My big fat deshi wedding

In Bangladesh, wedding ceremonies have grown to a whole new definition. In today’s society, it has become an affair of glamorous functions and frivolous spending that largely states the status symbol -- perhaps an influence of the colourful, make-believe Bollywood weddings.

Whatever the reason, the rising demand for such grand wedding ceremonies has assisted a lucrative industry that didn’t exist previously.

Today, a wedding ceremony comprises of the wedding planner, the photographer, the dress designer, the makeup artist, the caterer, and many others.

Amidst putting in excess money, time, and energy on planning several luxurious events, is the focus lost on more pressing matters for a newly-wedded couple?

Weddings are joyous occasions that bring families together. At the same time, families of the bride and groom have to face the burdens of a financial strain that the events may bring in. The cost of the jewellery, the venue, clothes, and food are just the preliminary expenses, along with many others.

The guest list contains people the couple probably has never seen or has barely known. The menu has now extended to fuchkas, ice cream, and other sweets along with the main dishes that ultimately result in wastage of food.

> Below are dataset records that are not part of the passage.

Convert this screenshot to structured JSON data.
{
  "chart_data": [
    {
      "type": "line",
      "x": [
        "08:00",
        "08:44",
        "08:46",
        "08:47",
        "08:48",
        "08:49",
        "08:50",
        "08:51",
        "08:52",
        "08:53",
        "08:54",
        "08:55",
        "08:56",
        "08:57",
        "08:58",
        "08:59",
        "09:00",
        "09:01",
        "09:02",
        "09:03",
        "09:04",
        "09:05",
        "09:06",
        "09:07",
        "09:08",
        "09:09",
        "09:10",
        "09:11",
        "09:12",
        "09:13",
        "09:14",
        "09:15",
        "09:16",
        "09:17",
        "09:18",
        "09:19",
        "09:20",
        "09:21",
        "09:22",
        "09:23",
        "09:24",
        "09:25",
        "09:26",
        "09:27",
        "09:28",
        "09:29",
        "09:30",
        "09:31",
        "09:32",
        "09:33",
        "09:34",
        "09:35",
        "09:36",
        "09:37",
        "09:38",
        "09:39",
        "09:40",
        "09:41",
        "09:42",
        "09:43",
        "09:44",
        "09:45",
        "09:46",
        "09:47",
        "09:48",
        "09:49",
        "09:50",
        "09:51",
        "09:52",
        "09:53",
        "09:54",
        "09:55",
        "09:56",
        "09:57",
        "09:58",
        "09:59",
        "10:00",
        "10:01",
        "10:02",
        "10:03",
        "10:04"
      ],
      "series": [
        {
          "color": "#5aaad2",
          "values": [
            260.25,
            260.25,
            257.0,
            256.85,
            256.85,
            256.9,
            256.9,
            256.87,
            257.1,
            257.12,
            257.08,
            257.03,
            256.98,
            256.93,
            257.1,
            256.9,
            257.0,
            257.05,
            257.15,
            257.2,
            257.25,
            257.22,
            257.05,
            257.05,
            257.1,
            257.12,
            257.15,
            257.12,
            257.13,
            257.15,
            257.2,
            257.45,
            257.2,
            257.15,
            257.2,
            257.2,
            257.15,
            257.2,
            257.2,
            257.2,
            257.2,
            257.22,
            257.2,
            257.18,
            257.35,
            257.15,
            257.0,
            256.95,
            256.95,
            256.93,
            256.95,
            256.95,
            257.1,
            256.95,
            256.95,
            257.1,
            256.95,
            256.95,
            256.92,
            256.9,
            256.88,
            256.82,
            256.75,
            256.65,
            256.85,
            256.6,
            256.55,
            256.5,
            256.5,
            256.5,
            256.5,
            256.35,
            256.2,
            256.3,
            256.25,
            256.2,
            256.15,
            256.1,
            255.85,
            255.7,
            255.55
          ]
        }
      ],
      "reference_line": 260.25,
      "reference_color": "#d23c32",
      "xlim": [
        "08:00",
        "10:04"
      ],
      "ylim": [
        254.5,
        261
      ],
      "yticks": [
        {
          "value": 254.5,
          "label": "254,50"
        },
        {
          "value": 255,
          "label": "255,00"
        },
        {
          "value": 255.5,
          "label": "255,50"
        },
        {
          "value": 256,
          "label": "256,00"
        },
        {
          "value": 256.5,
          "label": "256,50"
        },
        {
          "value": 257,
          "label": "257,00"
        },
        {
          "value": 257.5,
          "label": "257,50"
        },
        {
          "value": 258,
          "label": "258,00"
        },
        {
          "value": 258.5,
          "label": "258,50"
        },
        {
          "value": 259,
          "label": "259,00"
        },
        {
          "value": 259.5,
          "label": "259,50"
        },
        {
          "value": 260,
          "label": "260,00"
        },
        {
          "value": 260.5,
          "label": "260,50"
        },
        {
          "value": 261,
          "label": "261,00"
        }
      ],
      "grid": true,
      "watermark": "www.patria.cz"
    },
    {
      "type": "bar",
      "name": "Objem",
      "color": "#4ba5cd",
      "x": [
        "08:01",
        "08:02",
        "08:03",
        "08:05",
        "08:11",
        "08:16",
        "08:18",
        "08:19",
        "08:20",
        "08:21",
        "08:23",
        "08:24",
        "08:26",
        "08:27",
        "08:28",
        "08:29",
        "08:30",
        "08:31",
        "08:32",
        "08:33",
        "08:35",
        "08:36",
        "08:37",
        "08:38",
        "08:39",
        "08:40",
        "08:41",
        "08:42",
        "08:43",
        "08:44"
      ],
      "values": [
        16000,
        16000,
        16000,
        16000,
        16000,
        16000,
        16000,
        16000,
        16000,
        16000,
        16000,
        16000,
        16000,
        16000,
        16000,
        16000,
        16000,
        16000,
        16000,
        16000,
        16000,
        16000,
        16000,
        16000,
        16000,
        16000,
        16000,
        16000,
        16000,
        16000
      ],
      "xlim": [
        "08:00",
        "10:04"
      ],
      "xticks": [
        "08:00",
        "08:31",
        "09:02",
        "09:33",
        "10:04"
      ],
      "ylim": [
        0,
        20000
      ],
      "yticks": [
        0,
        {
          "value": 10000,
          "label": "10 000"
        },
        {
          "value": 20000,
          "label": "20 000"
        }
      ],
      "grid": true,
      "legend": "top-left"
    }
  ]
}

It is a time when we get to dress extravagantly, enjoy to the fullest, and celebrate the beginning of the couple’s married life. Then again, it is also a time when we are comfortably two hours late to an event that enables a reasonable amount of disigenuous socialising.

Although, the wedding ceremonies are intended as a joyous celebration of the newlyweds, is it possible to reduce the wastage of food, money, and the anxiety it brings along?

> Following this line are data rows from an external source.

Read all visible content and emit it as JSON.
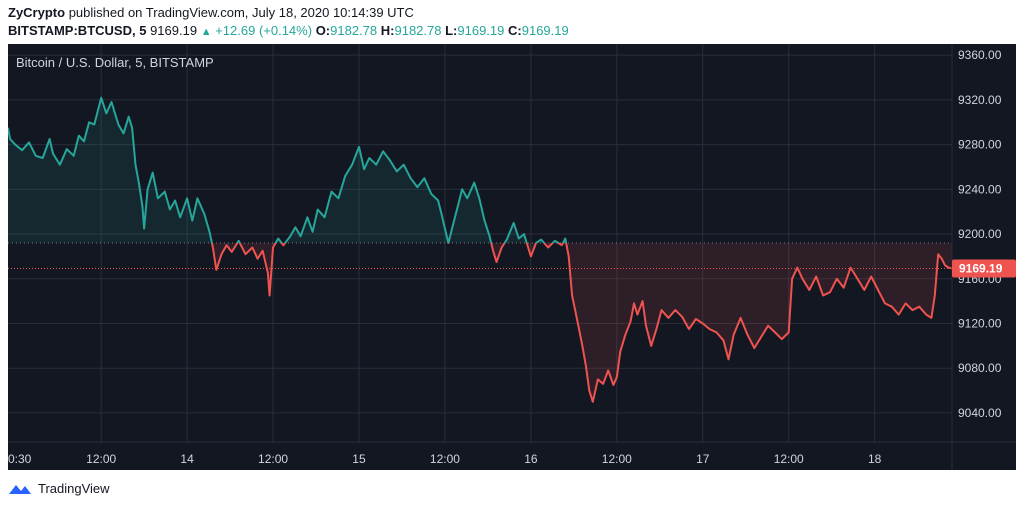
{
  "header": {
    "publisher": "ZyCrypto",
    "published_text": "published on TradingView.com, July 18, 2020 10:14:39 UTC",
    "symbol": "BITSTAMP:BTCUSD, 5",
    "last": "9169.19",
    "change": "+12.69 (+0.14%)",
    "o_label": "O:",
    "o_value": "9182.78",
    "h_label": "H:",
    "h_value": "9182.78",
    "l_label": "L:",
    "l_value": "9169.19",
    "c_label": "C:",
    "c_value": "9169.19"
  },
  "footer": {
    "brand": "TradingView",
    "logo_icon": "tradingview-logo-icon"
  },
  "chart_data": {
    "type": "area",
    "title": "Bitcoin / U.S. Dollar, 5, BITSTAMP",
    "baseline": 9192,
    "current_price": 9169.19,
    "current_price_label": "9169.19",
    "ylim": [
      9014,
      9370
    ],
    "yticks": [
      9040,
      9080,
      9120,
      9160,
      9200,
      9240,
      9280,
      9320,
      9360
    ],
    "ytick_labels": [
      "9040.00",
      "9080.00",
      "9120.00",
      "9160.00",
      "9200.00",
      "9240.00",
      "9280.00",
      "9320.00",
      "9360.00"
    ],
    "xlim": [
      12.958,
      18.45
    ],
    "xticks": [
      {
        "x": 12.958,
        "label": "0:30"
      },
      {
        "x": 13.5,
        "label": "12:00"
      },
      {
        "x": 14.0,
        "label": "14"
      },
      {
        "x": 14.5,
        "label": "12:00"
      },
      {
        "x": 15.0,
        "label": "15"
      },
      {
        "x": 15.5,
        "label": "12:00"
      },
      {
        "x": 16.0,
        "label": "16"
      },
      {
        "x": 16.5,
        "label": "12:00"
      },
      {
        "x": 17.0,
        "label": "17"
      },
      {
        "x": 17.5,
        "label": "12:00"
      },
      {
        "x": 18.0,
        "label": "18"
      }
    ],
    "colors": {
      "up": "#26a69a",
      "down": "#ef5350",
      "background": "#131722",
      "grid": "#2a2e39",
      "axis_text": "#d1d4dc"
    },
    "points": [
      [
        12.958,
        9295
      ],
      [
        12.97,
        9285
      ],
      [
        13.0,
        9280
      ],
      [
        13.04,
        9275
      ],
      [
        13.08,
        9282
      ],
      [
        13.12,
        9270
      ],
      [
        13.16,
        9268
      ],
      [
        13.2,
        9285
      ],
      [
        13.22,
        9272
      ],
      [
        13.26,
        9262
      ],
      [
        13.3,
        9276
      ],
      [
        13.34,
        9270
      ],
      [
        13.37,
        9288
      ],
      [
        13.4,
        9283
      ],
      [
        13.43,
        9300
      ],
      [
        13.46,
        9298
      ],
      [
        13.5,
        9322
      ],
      [
        13.53,
        9308
      ],
      [
        13.56,
        9318
      ],
      [
        13.6,
        9298
      ],
      [
        13.63,
        9290
      ],
      [
        13.66,
        9305
      ],
      [
        13.68,
        9295
      ],
      [
        13.7,
        9262
      ],
      [
        13.72,
        9245
      ],
      [
        13.74,
        9225
      ],
      [
        13.75,
        9205
      ],
      [
        13.77,
        9240
      ],
      [
        13.8,
        9255
      ],
      [
        13.83,
        9232
      ],
      [
        13.87,
        9238
      ],
      [
        13.9,
        9222
      ],
      [
        13.93,
        9230
      ],
      [
        13.96,
        9215
      ],
      [
        14.0,
        9232
      ],
      [
        14.03,
        9212
      ],
      [
        14.06,
        9232
      ],
      [
        14.1,
        9218
      ],
      [
        14.13,
        9202
      ],
      [
        14.15,
        9188
      ],
      [
        14.17,
        9168
      ],
      [
        14.2,
        9182
      ],
      [
        14.23,
        9190
      ],
      [
        14.26,
        9184
      ],
      [
        14.3,
        9194
      ],
      [
        14.34,
        9182
      ],
      [
        14.38,
        9188
      ],
      [
        14.41,
        9178
      ],
      [
        14.44,
        9185
      ],
      [
        14.47,
        9165
      ],
      [
        14.48,
        9145
      ],
      [
        14.5,
        9188
      ],
      [
        14.53,
        9196
      ],
      [
        14.56,
        9190
      ],
      [
        14.6,
        9198
      ],
      [
        14.63,
        9206
      ],
      [
        14.66,
        9198
      ],
      [
        14.7,
        9215
      ],
      [
        14.73,
        9202
      ],
      [
        14.76,
        9222
      ],
      [
        14.8,
        9215
      ],
      [
        14.84,
        9238
      ],
      [
        14.88,
        9232
      ],
      [
        14.92,
        9252
      ],
      [
        14.96,
        9262
      ],
      [
        15.0,
        9278
      ],
      [
        15.03,
        9258
      ],
      [
        15.06,
        9268
      ],
      [
        15.1,
        9262
      ],
      [
        15.14,
        9274
      ],
      [
        15.18,
        9266
      ],
      [
        15.22,
        9256
      ],
      [
        15.26,
        9262
      ],
      [
        15.3,
        9250
      ],
      [
        15.34,
        9242
      ],
      [
        15.38,
        9250
      ],
      [
        15.42,
        9236
      ],
      [
        15.46,
        9230
      ],
      [
        15.48,
        9218
      ],
      [
        15.5,
        9205
      ],
      [
        15.52,
        9192
      ],
      [
        15.55,
        9210
      ],
      [
        15.58,
        9228
      ],
      [
        15.6,
        9240
      ],
      [
        15.63,
        9232
      ],
      [
        15.67,
        9246
      ],
      [
        15.7,
        9232
      ],
      [
        15.73,
        9212
      ],
      [
        15.76,
        9198
      ],
      [
        15.78,
        9185
      ],
      [
        15.8,
        9175
      ],
      [
        15.83,
        9188
      ],
      [
        15.86,
        9195
      ],
      [
        15.9,
        9210
      ],
      [
        15.93,
        9196
      ],
      [
        15.96,
        9200
      ],
      [
        16.0,
        9180
      ],
      [
        16.03,
        9192
      ],
      [
        16.06,
        9195
      ],
      [
        16.1,
        9188
      ],
      [
        16.14,
        9194
      ],
      [
        16.18,
        9190
      ],
      [
        16.2,
        9196
      ],
      [
        16.22,
        9180
      ],
      [
        16.24,
        9145
      ],
      [
        16.26,
        9130
      ],
      [
        16.28,
        9115
      ],
      [
        16.3,
        9100
      ],
      [
        16.32,
        9082
      ],
      [
        16.34,
        9060
      ],
      [
        16.36,
        9050
      ],
      [
        16.39,
        9070
      ],
      [
        16.42,
        9066
      ],
      [
        16.45,
        9078
      ],
      [
        16.48,
        9065
      ],
      [
        16.5,
        9072
      ],
      [
        16.52,
        9095
      ],
      [
        16.55,
        9110
      ],
      [
        16.58,
        9122
      ],
      [
        16.6,
        9138
      ],
      [
        16.62,
        9128
      ],
      [
        16.65,
        9140
      ],
      [
        16.67,
        9118
      ],
      [
        16.7,
        9100
      ],
      [
        16.73,
        9115
      ],
      [
        16.76,
        9132
      ],
      [
        16.8,
        9125
      ],
      [
        16.84,
        9132
      ],
      [
        16.88,
        9126
      ],
      [
        16.92,
        9115
      ],
      [
        16.96,
        9124
      ],
      [
        17.0,
        9120
      ],
      [
        17.04,
        9115
      ],
      [
        17.08,
        9112
      ],
      [
        17.12,
        9105
      ],
      [
        17.15,
        9088
      ],
      [
        17.18,
        9110
      ],
      [
        17.22,
        9125
      ],
      [
        17.26,
        9110
      ],
      [
        17.3,
        9098
      ],
      [
        17.34,
        9108
      ],
      [
        17.38,
        9118
      ],
      [
        17.42,
        9112
      ],
      [
        17.46,
        9106
      ],
      [
        17.5,
        9112
      ],
      [
        17.52,
        9160
      ],
      [
        17.55,
        9170
      ],
      [
        17.58,
        9160
      ],
      [
        17.62,
        9150
      ],
      [
        17.66,
        9162
      ],
      [
        17.7,
        9145
      ],
      [
        17.74,
        9148
      ],
      [
        17.78,
        9160
      ],
      [
        17.82,
        9152
      ],
      [
        17.86,
        9170
      ],
      [
        17.9,
        9160
      ],
      [
        17.94,
        9150
      ],
      [
        17.98,
        9162
      ],
      [
        18.02,
        9150
      ],
      [
        18.06,
        9138
      ],
      [
        18.1,
        9135
      ],
      [
        18.14,
        9128
      ],
      [
        18.18,
        9138
      ],
      [
        18.22,
        9132
      ],
      [
        18.26,
        9135
      ],
      [
        18.3,
        9128
      ],
      [
        18.33,
        9125
      ],
      [
        18.35,
        9145
      ],
      [
        18.37,
        9182
      ],
      [
        18.39,
        9178
      ],
      [
        18.41,
        9172
      ],
      [
        18.43,
        9170
      ],
      [
        18.45,
        9169.19
      ]
    ]
  }
}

Often, the parents of a 24-year-old girl in Bangladesh are highly concerned with finding her a groom. And they are normally far more willing to spend on their daughter’s wedding than on her education. Isn’t it is much more vital to invest in the daughter’s higher education rather than on several social events?

A more strictly and economically planned wedding will enhance the opportunities of using the money in a much more efficient way that has a long-term impact. Maybe it is time we modified our traditional ways and allowed the bride and groom to make independent choices of conducting the wedding ceremony.

Young couples who would prefer a modest and economically friendly wedding should be allowed to do so. Due to social and family pressures, such ideas are ridiculed and not taken into account.

For a newlywed couple, starting a family can be financially tough. Instead of spending wastefully on the wedding, perhaps it could be used to secure the couple’s future. It can be used to save for higher education or to purchase a house or a car.

There are many cases where families take out loans to pay for these extravagant wedding ceremonies that put a financial strain at the beginning of their new lives together.

Although unconventional, starting a new life by doing charitable work can also be a great option that gives a profound meaning to the new beginning. At the same time, instead of spending a lot on the wedding, the couple could go for an adventurous honeymoon -- exploring life, making memories, and visiting places.

Weddings should not be an event of constant worry and anxiety that ultimately leaves everyone fatigued both mentally and physically. Perhaps it is time we slightly modified our customs to fit a more financially efficient and waste-free celebration.

It is understandable that the idea of “adequate” varies from person to person. Then again, having the ability to spend doesn’t mean we should ridiculously spend on things that really don’t matter in the long run.

Perhaps it is time we discarded extravagant wedding ceremonies as a status symbol, and started humbly celebrating new beginnings.